Seriously, gifted kindergarten?
The Kansas City Star
The big news out of New York City is that the admissions test for the city’s gifted kindergarten programs is about to get tougher.
News organizations report that a portion of the current test, which assesses which 4-year-olds have an exceptional grasp of shapes, colors and numbers, will be replaced with a way to better gauge logic and reasoning skills.
It’s about time, is all I can say. The last thing we need in this country is a bunch of overrated preschoolers coasting into gifted kindergarten.
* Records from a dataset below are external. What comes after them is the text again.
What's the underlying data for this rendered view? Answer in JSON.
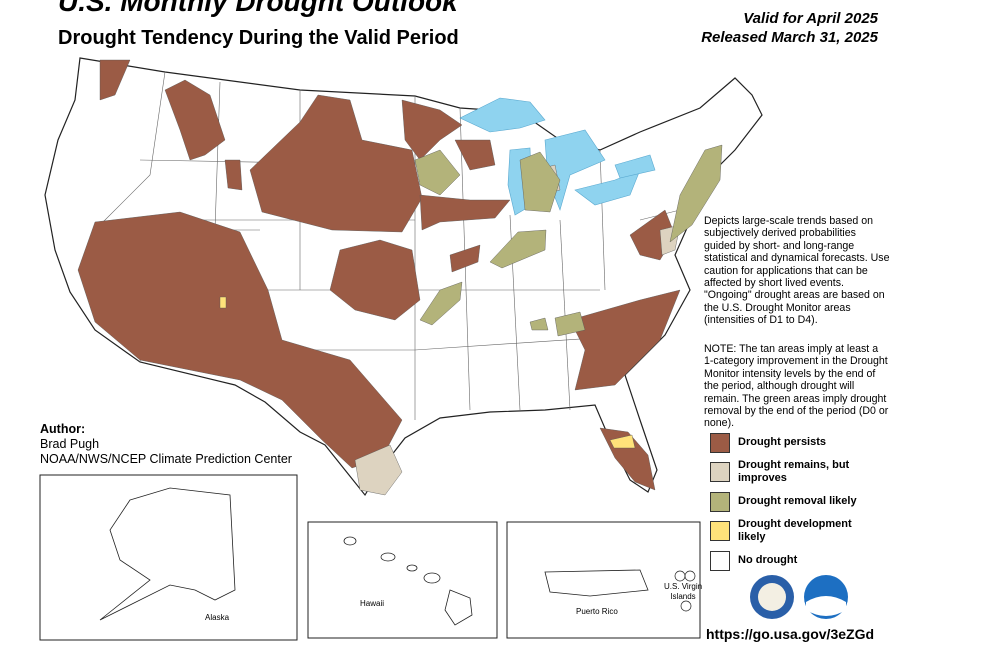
{
  "header": {
    "title": "U.S. Monthly Drought Outlook",
    "subtitle": "Drought Tendency During the Valid Period",
    "valid": "Valid for April 2025",
    "released": "Released March 31, 2025"
  },
  "description": "Depicts large-scale trends based on subjectively derived probabilities guided by short- and long-range statistical and dynamical forecasts. Use caution for applications that can be affected by short lived events. \"Ongoing\" drought areas are based on the U.S. Drought Monitor areas (intensities of D1 to D4).",
  "note": "NOTE: The tan areas imply at least a 1-category improvement in the Drought Monitor intensity levels by the end of the period, although drought will remain. The green areas imply drought removal by the end of the period (D0 or none).",
  "legend": [
    {
      "label": "Drought persists",
      "color": "#9b5b45"
    },
    {
      "label": "Drought remains, but improves",
      "color": "#ddd3c0"
    },
    {
      "label": "Drought removal likely",
      "color": "#b3b37a"
    },
    {
      "label": "Drought development likely",
      "color": "#ffe27a"
    },
    {
      "label": "No drought",
      "color": "#ffffff"
    }
  ],
  "author": {
    "heading": "Author:",
    "name": "Brad Pugh",
    "org": "NOAA/NWS/NCEP Climate Prediction Center"
  },
  "insets": {
    "alaska": "Alaska",
    "hawaii": "Hawaii",
    "puerto_rico": "Puerto Rico",
    "virgin_islands": "U.S. Virgin Islands"
  },
  "url": "https://go.usa.gov/3eZGd"
}
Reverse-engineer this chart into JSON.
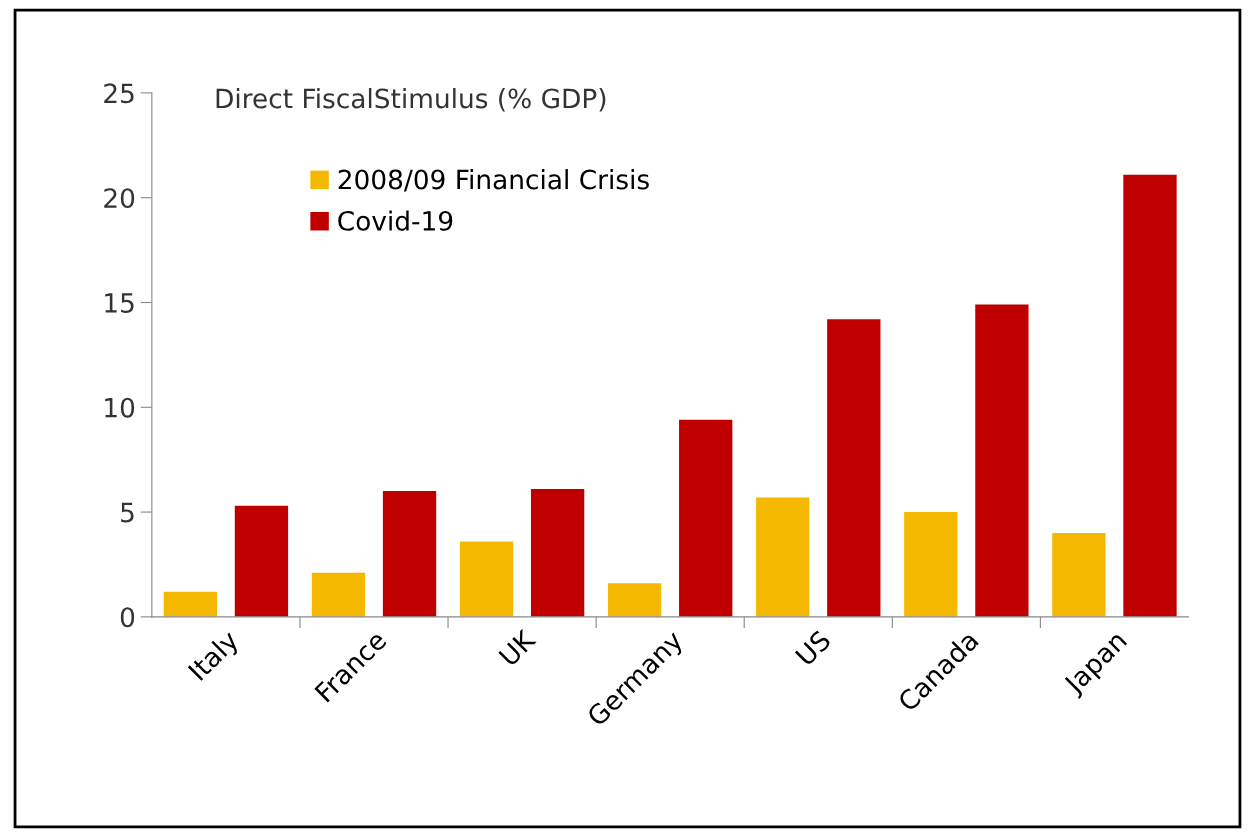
{
  "chart_data": {
    "type": "bar",
    "title": "Direct FiscalStimulus (% GDP)",
    "categories": [
      "Italy",
      "France",
      "UK",
      "Germany",
      "US",
      "Canada",
      "Japan"
    ],
    "series": [
      {
        "name": "2008/09 Financial Crisis",
        "color": "#f5b800",
        "values": [
          1.2,
          2.1,
          3.6,
          1.6,
          5.7,
          5.0,
          4.0
        ]
      },
      {
        "name": "Covid-19",
        "color": "#c00000",
        "values": [
          5.3,
          6.0,
          6.1,
          9.4,
          14.2,
          14.9,
          21.1
        ]
      }
    ],
    "ylim": [
      0,
      25
    ],
    "yticks": [
      0,
      5,
      10,
      15,
      20,
      25
    ],
    "grid": false,
    "legend": "top left"
  }
}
Wait a second … gifted kindergarten?
You have got to be kidding.
Add this to the list of plusses to living out here in flyover country: We do not have gifted kindergarten. (The state of Kansas hasn’t even gotten around to paying for full-day kindergarten for all students, but that’s another story.)
Because we do not have gifted kindergarten, parents do not have to dip into their savings accounts to afford test prep for the gifted kindergarten admissions exam.
Preparing for the baby boards is big business in New York and Chicago and perhaps some other places. Parents have admitted to paying thousands of dollars for “kindercramming.”
According to news reports, more than 14,000 New York City tykes took the gifted kindergarten entrance exam this winter, and almost 5,000 made the cut. In some neighborhoods, nearly all the children scored above average, making entire blocks look like the metropolitan version of Lake Wobegon.
But that’s only the first step. New York City’s five most selective public elementary schools — supposedly the fast tracks to the Ivy League — have only 400 kindergarten seats. Neighborhood schools don’t have enough slots to meet the demand, either. So many of the qualifying students will have to take their chances in a lottery.
I am not down on gifted programs. Kids with exceptional abilities or intelligence should be nourished in school.
But kindergarten? Seriously?
“Standardized testing for kindergarten is an insane practice,” said Robert Schaeffer of FairTest, which works to eliminate abuses in educational testing practices. “What you’re measuring more often is how well kids can sit still.”
And how well they’ve been drilled.
The thing is, children whose parents are willing and able to pay for gifted kindergarten test prep are likely to be advanced for their age anyway.
“I’ve been around gifted education for a very long time and the general consensus is that children are very much enriched by their parents and their experiences up until the third grade,” said Connie Isbell, the lead teacher for the Center School District’s PEGS program, which serves exceptionally gifted students from three Kansas City-area districts. About that age, she said, it becomes more clear which students would benefit from gifted instruction.
I get why parents want to enroll their students in gifted kindergarten. Because their neighbors are doing it. Because they don’t want their kids to be left out. Because they are certain their child is remarkable, and they are undoubtedly correct.
Because they don’t have enough confidence in their public schools to take their chances with ordinary classrooms.
What I don’t get is why a public school district would create a system that guarantees years of privileged opportunities for children fortunate enough to ace a test at age 4. In New York, students enrolled in the gifted program are in for the duration, whether they belong there or not.
“It’s very difficult for poor kids,” Schaeffer said. “It creates another barrier for them.”
Society will never erase all inequality from education. But ending gifted kindergarten and its admissions test is an easy place to start. That way, instead of putting money into test prep, parents could start a college fund for their remarkable 4-year-olds. Regular kindergarten will set them on that path just fine.